Orchestration des systèmes et des personnes ou l'élément humain de l'automatisation - Partie 2

Miguel Valdés Faura
12 juin 2020

Dans une chronique précédente, j’expliquais en quoi l'orchestration est une solution adaptée à la gestion d’applications basées sur des micro-services, notamment pour les entreprises qui gagnent en complexité (comme Netflix par exemple).

Dans cette nouvelle chronique, j'illustrerai les principaux avantages de l'utilisation d'un moteur BPMN concernant l'orchestration d’interactions impliquant non seulement des micro-services, mais aussi tous types de services (y compris les monolithes type SAP), et des humains.

Je souhaiterais expliquer en quoi un moteur BPMN est capable d’offrir bien plus qu’une simple orchestration de micro-services. S’il permet l’orchestration - et l’automatisation - de tout service (opérations gérées via des API, intégration dans des systèmes hérités et des systèmes spécialisés exclusifs, intégration dans des ‘monolithes’ tels que SAP et d’autres opérations de plateforme ERP, intégration IdO et autres), il permet également l’orchestration des tâches humaines et des tâches des systèmes d’information automatisées, créant un savant mélange des éléments sur lesquels les personnes doivent agir dans un processus.
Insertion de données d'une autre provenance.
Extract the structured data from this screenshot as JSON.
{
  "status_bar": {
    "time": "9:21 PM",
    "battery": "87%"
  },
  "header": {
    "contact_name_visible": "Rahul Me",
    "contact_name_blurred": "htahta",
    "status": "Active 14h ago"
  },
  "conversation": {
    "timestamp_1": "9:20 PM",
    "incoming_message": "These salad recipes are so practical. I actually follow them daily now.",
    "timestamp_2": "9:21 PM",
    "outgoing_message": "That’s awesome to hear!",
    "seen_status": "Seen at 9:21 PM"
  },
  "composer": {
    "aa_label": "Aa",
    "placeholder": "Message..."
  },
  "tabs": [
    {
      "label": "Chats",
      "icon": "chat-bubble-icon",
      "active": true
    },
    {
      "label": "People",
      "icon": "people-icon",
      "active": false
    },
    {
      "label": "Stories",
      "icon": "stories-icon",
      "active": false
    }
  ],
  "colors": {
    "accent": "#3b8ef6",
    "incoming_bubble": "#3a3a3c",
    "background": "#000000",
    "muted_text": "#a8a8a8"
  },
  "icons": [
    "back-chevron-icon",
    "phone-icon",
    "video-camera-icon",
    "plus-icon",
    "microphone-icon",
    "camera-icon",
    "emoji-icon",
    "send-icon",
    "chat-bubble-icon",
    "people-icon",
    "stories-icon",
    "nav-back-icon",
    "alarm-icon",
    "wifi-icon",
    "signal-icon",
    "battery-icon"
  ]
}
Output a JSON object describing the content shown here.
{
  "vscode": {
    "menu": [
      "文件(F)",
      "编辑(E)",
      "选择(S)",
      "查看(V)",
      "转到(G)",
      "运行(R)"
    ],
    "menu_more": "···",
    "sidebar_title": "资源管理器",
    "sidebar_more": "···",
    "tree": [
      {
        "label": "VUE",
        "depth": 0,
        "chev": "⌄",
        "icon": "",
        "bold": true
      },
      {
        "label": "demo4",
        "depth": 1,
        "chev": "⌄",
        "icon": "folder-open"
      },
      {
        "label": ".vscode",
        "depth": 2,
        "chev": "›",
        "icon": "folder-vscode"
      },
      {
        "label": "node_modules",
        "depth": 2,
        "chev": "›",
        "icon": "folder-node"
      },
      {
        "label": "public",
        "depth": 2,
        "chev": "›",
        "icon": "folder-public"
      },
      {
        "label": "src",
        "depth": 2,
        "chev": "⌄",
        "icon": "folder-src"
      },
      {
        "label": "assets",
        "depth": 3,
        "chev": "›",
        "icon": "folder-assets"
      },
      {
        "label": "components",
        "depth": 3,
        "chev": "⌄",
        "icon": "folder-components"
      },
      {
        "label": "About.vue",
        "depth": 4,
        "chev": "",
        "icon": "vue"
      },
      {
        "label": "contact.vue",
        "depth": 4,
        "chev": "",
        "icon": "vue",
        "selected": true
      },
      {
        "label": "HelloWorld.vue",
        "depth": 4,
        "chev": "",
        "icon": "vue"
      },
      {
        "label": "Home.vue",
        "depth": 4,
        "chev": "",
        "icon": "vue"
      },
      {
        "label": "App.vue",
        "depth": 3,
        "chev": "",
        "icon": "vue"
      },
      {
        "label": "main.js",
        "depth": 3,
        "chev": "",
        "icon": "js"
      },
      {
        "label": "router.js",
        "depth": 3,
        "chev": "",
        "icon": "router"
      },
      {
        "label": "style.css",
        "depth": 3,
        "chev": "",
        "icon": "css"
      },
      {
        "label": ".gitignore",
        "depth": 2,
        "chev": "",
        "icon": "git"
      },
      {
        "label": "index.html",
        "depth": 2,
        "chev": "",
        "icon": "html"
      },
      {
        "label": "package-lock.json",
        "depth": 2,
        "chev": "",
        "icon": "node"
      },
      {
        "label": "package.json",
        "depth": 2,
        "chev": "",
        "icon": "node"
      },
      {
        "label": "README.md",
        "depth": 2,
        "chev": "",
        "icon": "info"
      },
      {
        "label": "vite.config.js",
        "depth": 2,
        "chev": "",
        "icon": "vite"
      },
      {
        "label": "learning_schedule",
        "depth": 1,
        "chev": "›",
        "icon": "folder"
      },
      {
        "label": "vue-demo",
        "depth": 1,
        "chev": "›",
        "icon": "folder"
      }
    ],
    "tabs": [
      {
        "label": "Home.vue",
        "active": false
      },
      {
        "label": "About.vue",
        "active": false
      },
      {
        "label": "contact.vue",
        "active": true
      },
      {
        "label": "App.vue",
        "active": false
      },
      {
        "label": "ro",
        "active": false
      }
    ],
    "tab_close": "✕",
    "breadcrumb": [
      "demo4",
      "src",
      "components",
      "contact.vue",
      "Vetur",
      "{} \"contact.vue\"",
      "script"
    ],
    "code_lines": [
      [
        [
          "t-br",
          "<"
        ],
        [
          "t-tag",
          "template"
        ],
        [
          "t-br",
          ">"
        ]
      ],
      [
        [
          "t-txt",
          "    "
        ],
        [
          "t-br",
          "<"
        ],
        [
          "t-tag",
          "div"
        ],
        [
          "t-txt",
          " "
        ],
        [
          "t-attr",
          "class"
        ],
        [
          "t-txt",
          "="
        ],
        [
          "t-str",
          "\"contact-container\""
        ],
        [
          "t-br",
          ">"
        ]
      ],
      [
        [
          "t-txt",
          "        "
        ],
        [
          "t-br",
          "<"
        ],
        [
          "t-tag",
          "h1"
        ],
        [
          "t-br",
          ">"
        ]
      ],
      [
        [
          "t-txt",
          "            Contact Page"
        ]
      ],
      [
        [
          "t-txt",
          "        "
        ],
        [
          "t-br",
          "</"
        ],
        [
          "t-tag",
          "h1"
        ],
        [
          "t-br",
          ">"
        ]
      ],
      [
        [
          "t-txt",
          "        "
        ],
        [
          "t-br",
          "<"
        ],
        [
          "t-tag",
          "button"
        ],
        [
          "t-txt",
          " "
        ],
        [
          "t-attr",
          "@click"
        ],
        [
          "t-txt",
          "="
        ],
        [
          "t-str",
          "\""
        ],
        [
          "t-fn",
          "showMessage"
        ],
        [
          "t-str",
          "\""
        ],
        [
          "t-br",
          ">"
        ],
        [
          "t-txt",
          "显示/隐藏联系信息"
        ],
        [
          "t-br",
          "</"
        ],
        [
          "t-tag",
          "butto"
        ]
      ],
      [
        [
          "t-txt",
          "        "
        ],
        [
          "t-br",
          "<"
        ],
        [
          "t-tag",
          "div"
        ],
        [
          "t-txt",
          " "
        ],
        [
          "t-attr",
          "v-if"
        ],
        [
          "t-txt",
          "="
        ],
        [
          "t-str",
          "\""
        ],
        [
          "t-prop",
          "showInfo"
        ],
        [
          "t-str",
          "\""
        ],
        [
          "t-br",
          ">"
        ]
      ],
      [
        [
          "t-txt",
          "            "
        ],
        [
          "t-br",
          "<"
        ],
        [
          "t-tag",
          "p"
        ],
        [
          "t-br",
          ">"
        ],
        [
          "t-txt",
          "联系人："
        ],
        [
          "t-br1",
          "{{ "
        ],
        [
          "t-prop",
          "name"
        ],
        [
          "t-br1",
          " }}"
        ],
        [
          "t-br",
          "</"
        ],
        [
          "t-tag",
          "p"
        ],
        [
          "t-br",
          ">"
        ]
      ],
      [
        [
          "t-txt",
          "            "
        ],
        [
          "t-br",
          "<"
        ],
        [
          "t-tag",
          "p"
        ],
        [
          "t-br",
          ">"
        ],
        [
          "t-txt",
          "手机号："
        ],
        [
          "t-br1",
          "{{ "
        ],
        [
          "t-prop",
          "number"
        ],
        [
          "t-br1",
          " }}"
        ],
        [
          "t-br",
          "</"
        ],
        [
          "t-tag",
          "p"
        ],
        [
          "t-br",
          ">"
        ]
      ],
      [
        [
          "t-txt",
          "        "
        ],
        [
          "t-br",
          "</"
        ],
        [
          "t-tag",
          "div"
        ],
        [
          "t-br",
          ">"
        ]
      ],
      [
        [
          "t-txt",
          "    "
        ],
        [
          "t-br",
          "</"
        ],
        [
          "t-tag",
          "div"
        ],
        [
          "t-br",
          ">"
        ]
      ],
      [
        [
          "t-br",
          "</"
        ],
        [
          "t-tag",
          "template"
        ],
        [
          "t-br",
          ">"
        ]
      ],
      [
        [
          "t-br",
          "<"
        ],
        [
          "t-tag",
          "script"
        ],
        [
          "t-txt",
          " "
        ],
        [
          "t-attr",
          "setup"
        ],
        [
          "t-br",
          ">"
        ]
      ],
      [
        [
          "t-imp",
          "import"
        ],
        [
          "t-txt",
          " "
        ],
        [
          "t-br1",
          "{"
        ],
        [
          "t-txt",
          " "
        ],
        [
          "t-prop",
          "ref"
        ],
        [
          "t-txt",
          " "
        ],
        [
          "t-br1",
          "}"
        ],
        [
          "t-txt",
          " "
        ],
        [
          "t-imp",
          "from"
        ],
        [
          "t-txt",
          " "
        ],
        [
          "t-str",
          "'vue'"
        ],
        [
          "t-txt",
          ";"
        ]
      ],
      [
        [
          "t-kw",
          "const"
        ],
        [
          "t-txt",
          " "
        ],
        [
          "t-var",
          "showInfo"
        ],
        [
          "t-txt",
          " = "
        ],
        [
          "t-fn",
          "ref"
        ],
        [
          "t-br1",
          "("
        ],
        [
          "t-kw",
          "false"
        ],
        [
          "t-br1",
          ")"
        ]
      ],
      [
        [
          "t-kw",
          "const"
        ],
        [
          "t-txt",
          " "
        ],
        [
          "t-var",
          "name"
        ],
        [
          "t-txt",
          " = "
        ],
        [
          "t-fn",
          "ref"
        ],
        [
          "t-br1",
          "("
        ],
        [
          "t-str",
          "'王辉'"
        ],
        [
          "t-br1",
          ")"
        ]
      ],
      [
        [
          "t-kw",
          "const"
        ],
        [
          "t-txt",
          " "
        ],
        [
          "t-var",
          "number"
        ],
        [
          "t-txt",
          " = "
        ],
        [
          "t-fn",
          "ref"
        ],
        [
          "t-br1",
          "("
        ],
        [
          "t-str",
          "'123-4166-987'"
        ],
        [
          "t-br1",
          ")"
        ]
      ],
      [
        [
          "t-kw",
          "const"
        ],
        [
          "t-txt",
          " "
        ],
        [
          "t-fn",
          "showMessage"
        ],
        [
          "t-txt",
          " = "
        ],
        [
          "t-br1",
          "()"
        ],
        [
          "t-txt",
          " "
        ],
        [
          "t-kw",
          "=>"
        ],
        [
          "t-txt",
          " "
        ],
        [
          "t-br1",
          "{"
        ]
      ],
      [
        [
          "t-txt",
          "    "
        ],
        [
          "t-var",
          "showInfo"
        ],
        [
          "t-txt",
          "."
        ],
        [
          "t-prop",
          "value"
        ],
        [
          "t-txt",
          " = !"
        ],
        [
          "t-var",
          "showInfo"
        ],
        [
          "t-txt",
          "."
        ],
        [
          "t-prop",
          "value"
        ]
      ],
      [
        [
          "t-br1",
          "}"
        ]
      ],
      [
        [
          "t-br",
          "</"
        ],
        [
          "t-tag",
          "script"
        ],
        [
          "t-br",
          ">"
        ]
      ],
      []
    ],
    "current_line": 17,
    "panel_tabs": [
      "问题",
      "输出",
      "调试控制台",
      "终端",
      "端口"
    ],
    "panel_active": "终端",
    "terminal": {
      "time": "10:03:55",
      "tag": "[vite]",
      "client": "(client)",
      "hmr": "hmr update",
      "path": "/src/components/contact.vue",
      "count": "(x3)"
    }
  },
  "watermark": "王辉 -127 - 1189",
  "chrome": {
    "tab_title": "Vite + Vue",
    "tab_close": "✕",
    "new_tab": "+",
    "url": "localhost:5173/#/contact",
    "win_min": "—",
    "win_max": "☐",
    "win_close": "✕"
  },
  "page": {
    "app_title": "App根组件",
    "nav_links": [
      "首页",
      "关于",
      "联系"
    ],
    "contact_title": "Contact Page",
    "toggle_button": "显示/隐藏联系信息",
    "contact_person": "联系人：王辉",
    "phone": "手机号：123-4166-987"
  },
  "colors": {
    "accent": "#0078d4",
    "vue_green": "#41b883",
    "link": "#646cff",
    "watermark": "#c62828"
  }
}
Considérons le cas de la MobileBank où les assistants robots peuvent collecter, extraire et rassembler des informations utiles sur les clients, afin de leur proposer une offre dédiée et personnalisée en temps réel.

Etape N° 1 : orchestration et coordination de systèmes d'information et de services


Aujourd'hui, les services bancaires sont offerts par une diversité de structures financières, nouveaux acteurs fintech 100% en ligne avec les grands noms du secteur bancaire et financier. Bien que devant assurer (comme dans les banques du monde entier) des fonctions essentielles comme la comptabilité des dépôts, l'administration des polices, le service des prêts ou le traitement des paiements, ces acteurs se trouvent confrontés à un double défi : survivre à une concurrence flexible et agile et éviter d’avoir à se séparer de systèmes d’information hérités, bien souvent anciens et hétéroclites.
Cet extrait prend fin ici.